The future of the money market benchmark Euribor became even more uncertain on Thursday after Dutch cooperative Rabobank, one of Europe’s top-rated banks, quit the panel, citing low volume interbank lending transactions.
“The changed circumstances on the money market have strongly affected Rabobank’s business,” the bank said, according to Reuters. “As a result, Rabobank evaluated its contribution to the Euribor panel from a business economics point of view.”
German Landesbank Bayern said that it would also withdraw from the Euribor panel at the beginning of the year, citing “strategic reasons.”

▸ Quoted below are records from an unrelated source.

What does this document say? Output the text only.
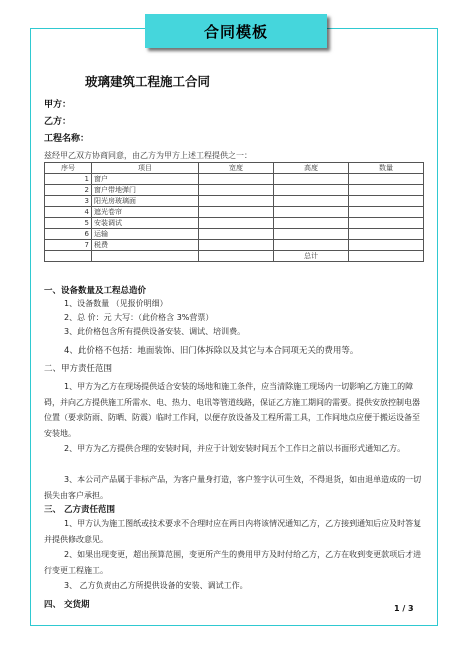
合同模板
玻璃建筑工程施工合同
甲方：
乙方：
工程名称：
兹经甲乙双方协商同意，由乙方为甲方上述工程提供之一：
序号	项目	宽度	高度	数量
1	窗户			
2	窗户带地弹门			
3	阳光房玻璃面			
4	遮光卷帘			
5	安装调试			
6	运输			
7	税费			
			总计	
一、设备数量及工程总造价
1、设备数量 （见报价明细）
2、总 价：元 大写：（此价格含 3%营票）
3、此价格包含所有提供设备安装、调试、培训费。
4、此价格不包括：地面装饰、旧门体拆除以及其它与本合同项无关的费用等。
二、甲方责任范围
1、甲方为乙方在现场提供适合安装的场地和施工条件，应当清除施工现场内一切影响乙方施工的障碍，并向乙方提供施工所需水、电、热力、电讯等管道线路，保证乙方施工期间的需要。提供安放控制电器位置（要求防雨、防晒、防震）临时工作间，以便存放设备及工程所需工具，工作间地点应便于搬运设备至安装地。
2、甲方为乙方提供合理的安装时间，并应于计划安装时间五个工作日之前以书面形式通知乙方。
3、本公司产品属于非标产品，为客户量身打造，客户签字认可生效，不得退货，如由退单造成的一切损失由客户承担。
三、 乙方责任范围
1、甲方认为施工图纸或技术要求不合理时应在两日内将该情况通知乙方，乙方接到通知后应及时答复并提供修改意见。
2、如果出现变更，超出预算范围，变更所产生的费用甲方及时付给乙方，乙方在收到变更款项后才进行变更工程施工。
3、 乙方负责由乙方所提供设备的安装、调试工作。
四、 交货期	1 / 3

Euribor, Libor’s counterpart, is a key benchmark used to determine the rate at which banks could borrow from other banks. Reports surfaced last year that a number of financial institutions and banking participants had acted to manipulate the rate, Reuters reports.
Rabobank’s decision to leave Euribor comes after two other banks, including Citigroup, one of the world’s largest financial institutions, and Germany’s DekaBank left the Euribor panel late last year in the wake of the scandal. Rabobank fired several traders in connection with the Libor matter, and several former employees of the bank were also suspended by Bank of Tokyo-Mitsubishi.
Additionally, late last year, the European Central Bank called on organizers to restore the credibility of the rate by making calculations based on actual bank-to-bank traders rather than bank estimate submissions, according to Reuters.